A Perpétua, Cândido vendeu dificuldades, empolou os seus méritos e créditos no mundo artístico, jurou que se empenharia quase em exclusivo na sua carreira, que estava seguro de que, ainda que a grande custo, conseguiria torná-la num nome reverencial da contemporaneidade, que faria dela a artista do momento e que conseguiria um bom valor pelo seu trabalho, dentro e fora de portas. Merecia a sua confiança, afinal tinha sido ele o primeiro a reparar no seu dom, a valorizar o seu potencial e a acreditar naquilo que Perpétua fazia. Perpétua entusiasmou-se com o cenário de grandeza que Cândido lhe colocou à frente. Assinou. Dez anos. Não conseguiu mais. A miúda era jovem e uma década já lhe pareceu uma eternidade. Já era bem bom, pensou Cândido. Dez anos de ovos de ouro, podiam representar uma reforma luxuosa. Só lhe apresentou o valor e a proposta da Gale-Ria depois do contrato assinado, deixando a artista exuberante e ainda mais confiante no seu trabalho e determinação em fazer dela uma artista de renome internacional.

Cândido, um empresário ávido que provava pela primeira vez as grandes luzes da ribalta no mundo artístico, e que era agora uma espécie de guru de uma nova geração, procurado por um sem fim de promissores artistas, começou a achar que Perpétua era pouco produtiva. Claro que as suas obras, verdadeiros murais, peças exigentes pela metodologia, suportes e meios utilizados e ainda pela dimensão, eram exigentes, requeriam tempo e eram fisicamente esgotantes, para a pequena e frágil Perpétua. Mas Cândido entendia que, e fazendo jus ao seu próprio nome, Perpétua deveria produzir mais, sem parar, num perpétuo esforço criativo, numa ininterrupta cadeia produtiva. Só com esforço se alcança a fama. Percebeu que a artista era mais profícua e produtiva à noite, principalmente após um jantar bem regado a vodka. Arranjou-lhe um velho armazém, um galpão com um generoso pé-direito, com dimensão para as megaproduções de Perpétua, as quais despachava num abrir e fechar de olhos e a preços, agora já, exorbitantes. Nele transformou os dias em noite perpétua e era assíduo a reabastecer o stock de vodka e outras espirituosidades, para que nunca faltasse energia ou combustível criativo à artista, sua verdadeira gansa dos ovos de ouro.
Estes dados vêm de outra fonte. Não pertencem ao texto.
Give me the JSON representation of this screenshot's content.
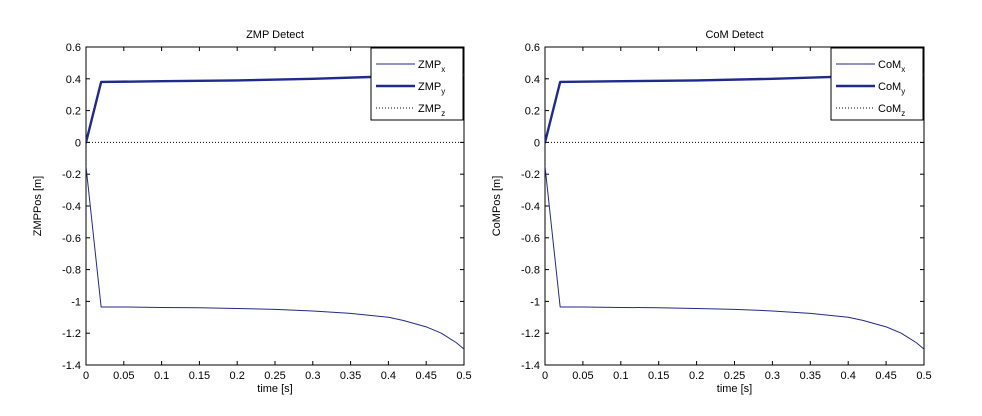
{
  "chart_data": [
    {
      "type": "line",
      "title": "ZMP Detect",
      "xlabel": "time [s]",
      "ylabel": "ZMPPos [m]",
      "xlim": [
        0,
        0.5
      ],
      "ylim": [
        -1.4,
        0.6
      ],
      "xticks": [
        0,
        0.05,
        0.1,
        0.15,
        0.2,
        0.25,
        0.3,
        0.35,
        0.4,
        0.45,
        0.5
      ],
      "xtick_labels": [
        "0",
        "0.05",
        "0.1",
        "0.15",
        "0.2",
        "0.25",
        "0.3",
        "0.35",
        "0.4",
        "0.45",
        "0.5"
      ],
      "yticks": [
        0.6,
        0.4,
        0.2,
        0,
        -0.2,
        -0.4,
        -0.6,
        -0.8,
        -1,
        -1.2,
        -1.4
      ],
      "ytick_labels": [
        "0.6",
        "0.4",
        "0.2",
        "0",
        "-0.2",
        "-0.4",
        "-0.6",
        "-0.8",
        "-1",
        "-1.2",
        "-1.4"
      ],
      "grid": false,
      "legend_position": "top-right",
      "series": [
        {
          "name_base": "ZMP",
          "name_sub": "x",
          "style": "thin",
          "color": "#1f2a8a",
          "x": [
            0,
            0.02,
            0.05,
            0.1,
            0.15,
            0.2,
            0.25,
            0.3,
            0.35,
            0.4,
            0.42,
            0.45,
            0.47,
            0.49,
            0.5
          ],
          "y": [
            -0.15,
            -1.035,
            -1.035,
            -1.038,
            -1.04,
            -1.045,
            -1.05,
            -1.06,
            -1.075,
            -1.1,
            -1.12,
            -1.16,
            -1.2,
            -1.26,
            -1.3
          ]
        },
        {
          "name_base": "ZMP",
          "name_sub": "y",
          "style": "thick",
          "color": "#1f2a8a",
          "x": [
            0,
            0.02,
            0.1,
            0.2,
            0.3,
            0.4,
            0.45,
            0.5
          ],
          "y": [
            0.0,
            0.38,
            0.385,
            0.39,
            0.4,
            0.415,
            0.42,
            0.425
          ]
        },
        {
          "name_base": "ZMP",
          "name_sub": "z",
          "style": "dotted",
          "color": "#000000",
          "x": [
            0,
            0.5
          ],
          "y": [
            0,
            0
          ]
        }
      ]
    },
    {
      "type": "line",
      "title": "CoM Detect",
      "xlabel": "time [s]",
      "ylabel": "CoMPos [m]",
      "xlim": [
        0,
        0.5
      ],
      "ylim": [
        -1.4,
        0.6
      ],
      "xticks": [
        0,
        0.05,
        0.1,
        0.15,
        0.2,
        0.25,
        0.3,
        0.35,
        0.4,
        0.45,
        0.5
      ],
      "xtick_labels": [
        "0",
        "0.05",
        "0.1",
        "0.15",
        "0.2",
        "0.25",
        "0.3",
        "0.35",
        "0.4",
        "0.45",
        "0.5"
      ],
      "yticks": [
        0.6,
        0.4,
        0.2,
        0,
        -0.2,
        -0.4,
        -0.6,
        -0.8,
        -1,
        -1.2,
        -1.4
      ],
      "ytick_labels": [
        "0.6",
        "0.4",
        "0.2",
        "0",
        "-0.2",
        "-0.4",
        "-0.6",
        "-0.8",
        "-1",
        "-1.2",
        "-1.4"
      ],
      "grid": false,
      "legend_position": "top-right",
      "series": [
        {
          "name_base": "CoM",
          "name_sub": "x",
          "style": "thin",
          "color": "#1f2a8a",
          "x": [
            0,
            0.02,
            0.05,
            0.1,
            0.15,
            0.2,
            0.25,
            0.3,
            0.35,
            0.4,
            0.42,
            0.45,
            0.47,
            0.49,
            0.5
          ],
          "y": [
            -0.15,
            -1.035,
            -1.035,
            -1.038,
            -1.04,
            -1.045,
            -1.05,
            -1.06,
            -1.075,
            -1.1,
            -1.12,
            -1.16,
            -1.2,
            -1.26,
            -1.3
          ]
        },
        {
          "name_base": "CoM",
          "name_sub": "y",
          "style": "thick",
          "color": "#1f2a8a",
          "x": [
            0,
            0.02,
            0.1,
            0.2,
            0.3,
            0.4,
            0.45,
            0.5
          ],
          "y": [
            0.0,
            0.38,
            0.385,
            0.39,
            0.4,
            0.415,
            0.42,
            0.425
          ]
        },
        {
          "name_base": "CoM",
          "name_sub": "z",
          "style": "dotted",
          "color": "#000000",
          "x": [
            0,
            0.5
          ],
          "y": [
            0,
            0
          ]
        }
      ]
    }
  ]
}
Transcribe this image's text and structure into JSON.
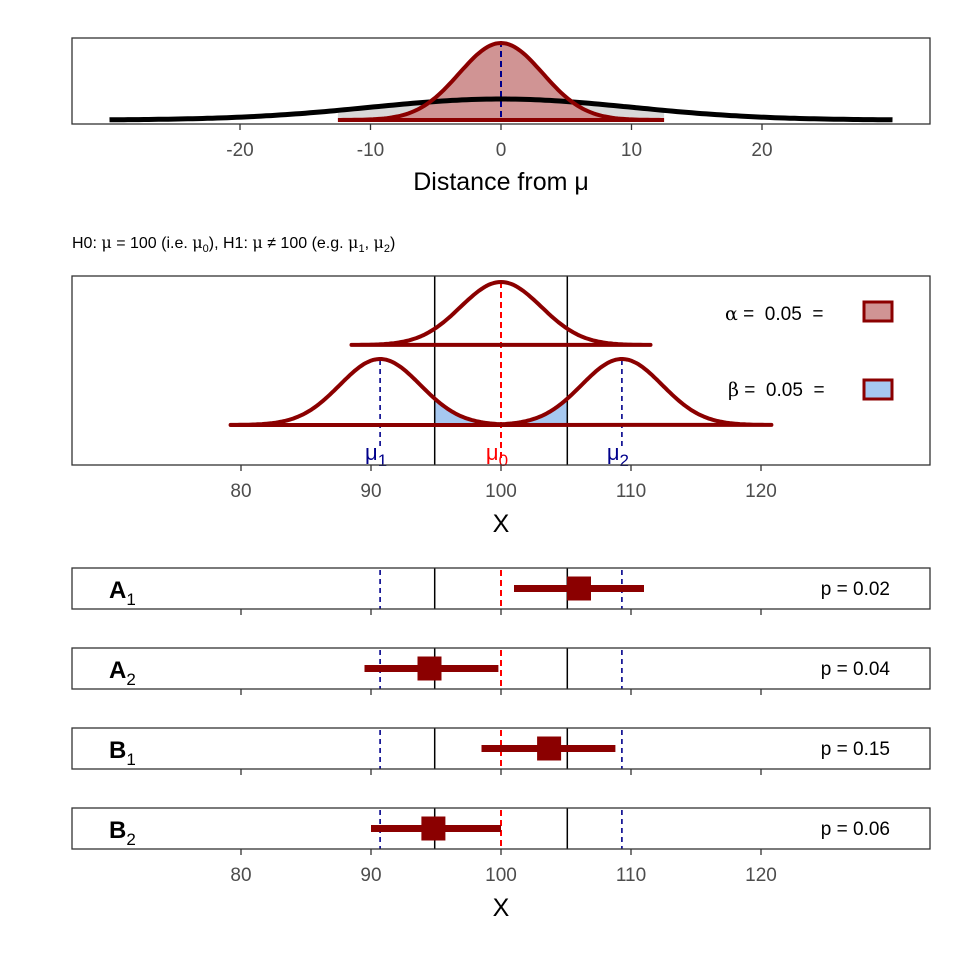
{
  "colors": {
    "curve": "#8b0000",
    "wide_curve": "#000000",
    "alpha_fill": "#d09494",
    "beta_fill": "#a6c8f0",
    "mu0_line": "#ff0000",
    "mu_alt_line": "#00008b",
    "gray_fill": "#d9d9d9"
  },
  "chart_data": [
    {
      "type": "area",
      "panel": "top",
      "xlabel": "Distance from μ",
      "xlim": [
        -30,
        30
      ],
      "xticks": [
        "-20",
        "-10",
        "0",
        "10",
        "20"
      ],
      "xtick_values": [
        -20,
        -10,
        0,
        10,
        20
      ],
      "series": [
        {
          "curve": "wide",
          "mean": 0,
          "sd": 10,
          "range": [
            -30,
            30
          ],
          "color": "#000000"
        },
        {
          "curve": "narrow",
          "mean": 0,
          "sd": 3.2,
          "range": [
            -12.5,
            12.5
          ],
          "color": "#8b0000"
        }
      ],
      "reference_line": 0
    },
    {
      "type": "area",
      "panel": "hypothesis",
      "subtitle": {
        "h0_prefix": "H0: ",
        "mu": "μ",
        "eq": " = 100 (i.e. ",
        "sub0": "0",
        "mid": "),  H1: ",
        "neq": " ≠ 100 (e.g. ",
        "sub1": "1",
        "comma": ", ",
        "sub2": "2",
        "close": ")"
      },
      "xlabel": "X",
      "xlim": [
        67,
        133
      ],
      "xticks": [
        "80",
        "90",
        "100",
        "110",
        "120"
      ],
      "xtick_values": [
        80,
        90,
        100,
        110,
        120
      ],
      "critical_values": [
        94.9,
        105.1
      ],
      "distributions": [
        {
          "name": "μ0",
          "mean": 100,
          "sd": 3.1,
          "range": [
            88.5,
            111.5
          ]
        },
        {
          "name": "μ1",
          "mean": 90.7,
          "sd": 3.1,
          "range": [
            79.2,
            100
          ]
        },
        {
          "name": "μ2",
          "mean": 109.3,
          "sd": 3.1,
          "range": [
            100,
            120.8
          ]
        }
      ],
      "mu_labels": [
        {
          "base": "μ",
          "sub": "1",
          "x": 90.7
        },
        {
          "base": "μ",
          "sub": "0",
          "x": 100
        },
        {
          "base": "μ",
          "sub": "2",
          "x": 109.3
        }
      ],
      "legend": {
        "alpha": {
          "symbol": "α",
          "text": " =  0.05  = "
        },
        "beta": {
          "symbol": "β",
          "text": " =  0.05  = "
        },
        "position": "right"
      }
    },
    {
      "type": "scatter",
      "panel": "confidence-intervals",
      "xlabel": "X",
      "xlim": [
        67,
        133
      ],
      "xticks": [
        "80",
        "90",
        "100",
        "110",
        "120"
      ],
      "xtick_values": [
        80,
        90,
        100,
        110,
        120
      ],
      "rows": [
        {
          "label": "A",
          "sub": "1",
          "estimate": 106.0,
          "ci": [
            101.0,
            111.0
          ],
          "p": "p = 0.02"
        },
        {
          "label": "A",
          "sub": "2",
          "estimate": 94.5,
          "ci": [
            89.5,
            99.8
          ],
          "p": "p = 0.04"
        },
        {
          "label": "B",
          "sub": "1",
          "estimate": 103.7,
          "ci": [
            98.5,
            108.8
          ],
          "p": "p = 0.15"
        },
        {
          "label": "B",
          "sub": "2",
          "estimate": 94.8,
          "ci": [
            90.0,
            100.0
          ],
          "p": "p = 0.06"
        }
      ]
    }
  ]
}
Perpétua entendia que tinha de compensar o muito que Cândido fazia por si. Transformou-a na mais famosa artista da sua geração e a mais cotada do momento, superando nomes de artistas defuntos, que, como se sabe, são sempre os mais rentáveis, antes de mais pela escassez, já que um artista morto não pode produzir mais obras do que as que deixou em legado. Tinha uma lista de encomendas como jamais imaginara ser possível, exposições agendadas, entrevistas marcadas… Perpétua sabia bem o que aquilo não deveria ter custado ao pobre homem, sempre tão suado e agora com um alarmante perímetro abdominal, pelo que trabalhava ininterruptamente sem distinguir já a noite do dia, o calor do frio, a vodka da água.
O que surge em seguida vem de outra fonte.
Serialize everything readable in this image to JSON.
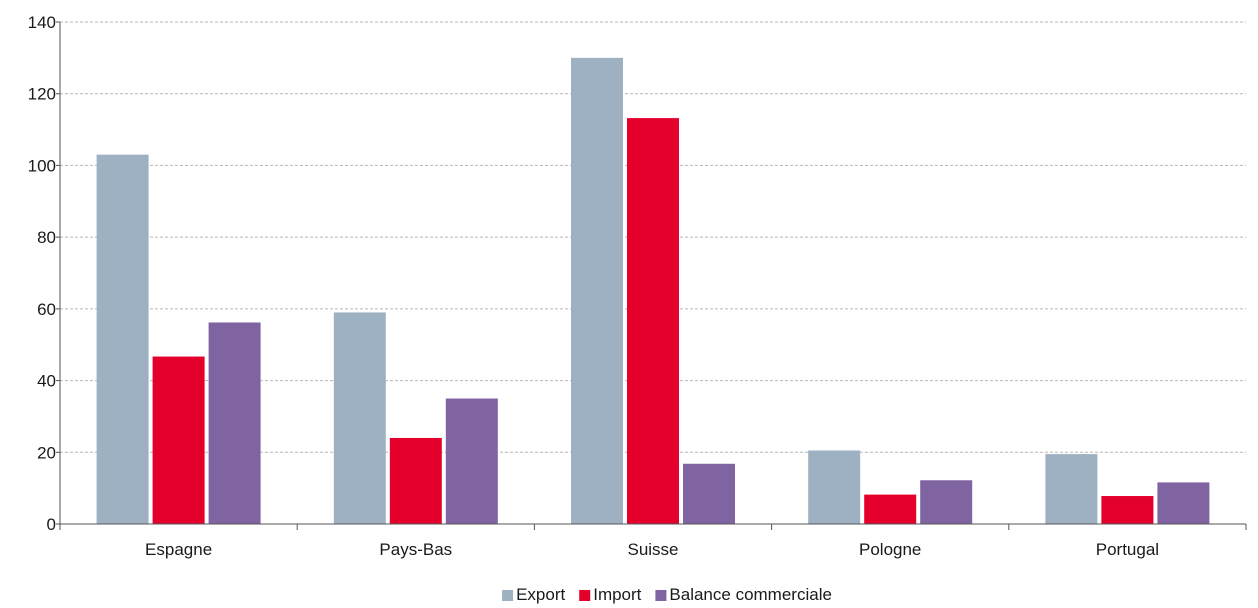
{
  "chart_data": {
    "type": "bar",
    "categories": [
      "Espagne",
      "Pays-Bas",
      "Suisse",
      "Pologne",
      "Portugal"
    ],
    "series": [
      {
        "name": "Export",
        "color": "#9eb1c2",
        "values": [
          103,
          59,
          130,
          20.5,
          19.5
        ]
      },
      {
        "name": "Import",
        "color": "#e4002b",
        "values": [
          46.7,
          24,
          113.2,
          8.2,
          7.8
        ]
      },
      {
        "name": "Balance commerciale",
        "color": "#8064a2",
        "values": [
          56.2,
          35,
          16.8,
          12.2,
          11.6
        ]
      }
    ],
    "ylim": [
      0,
      140
    ],
    "yticks": [
      0,
      20,
      40,
      60,
      80,
      100,
      120,
      140
    ],
    "grid": true,
    "legend_position": "bottom-center",
    "title": "",
    "xlabel": "",
    "ylabel": ""
  }
}
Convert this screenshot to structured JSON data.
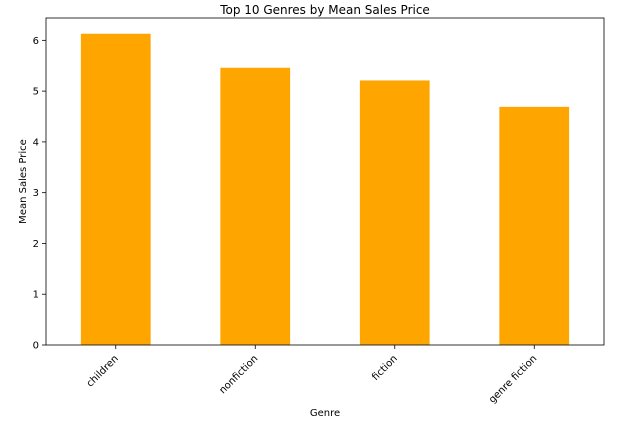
{
  "chart_data": {
    "type": "bar",
    "title": "Top 10 Genres by Mean Sales Price",
    "xlabel": "Genre",
    "ylabel": "Mean Sales Price",
    "categories": [
      "children",
      "nonfiction",
      "fiction",
      "genre fiction"
    ],
    "values": [
      6.13,
      5.46,
      5.21,
      4.69
    ],
    "ylim": [
      0,
      6.44
    ],
    "yticks": [
      0,
      1,
      2,
      3,
      4,
      5,
      6
    ],
    "bar_color": "#ffa500",
    "grid": false,
    "legend": "none"
  }
}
Cândido notou depois que a vodka começava a deixar a artista mole, desanimada, subitamente depressiva. Animou-a com uns pozinhos de perlimpimpim, cujo abastecimento também assegurava e foi ver a miúda a ganhar alento e energia, enquanto a obra ganhava fôlego e nova dimensão narrativa. O mercada andava louco. Já vendia para todo o mundo, com exposições coletivas e individuais agendadas ao redor do planeta e listas de espera para novas exibições e vendas particulares. O paraíso estava ali e Cândido rejubilava, arrastando a cada vez mais debilitada Perpétua apenas para meia dúzia de vernissages escandalosamente importantes, pois desgostava-o imenso afastá-la do armazém-atelier, pois só aí poderia continuar a criar e disso dependiam todos os luxos da sua vida. Nisto, Cândido percebe que rebentou com um dos botões da camisa. Tinha encolhido na lavagem, seguramente.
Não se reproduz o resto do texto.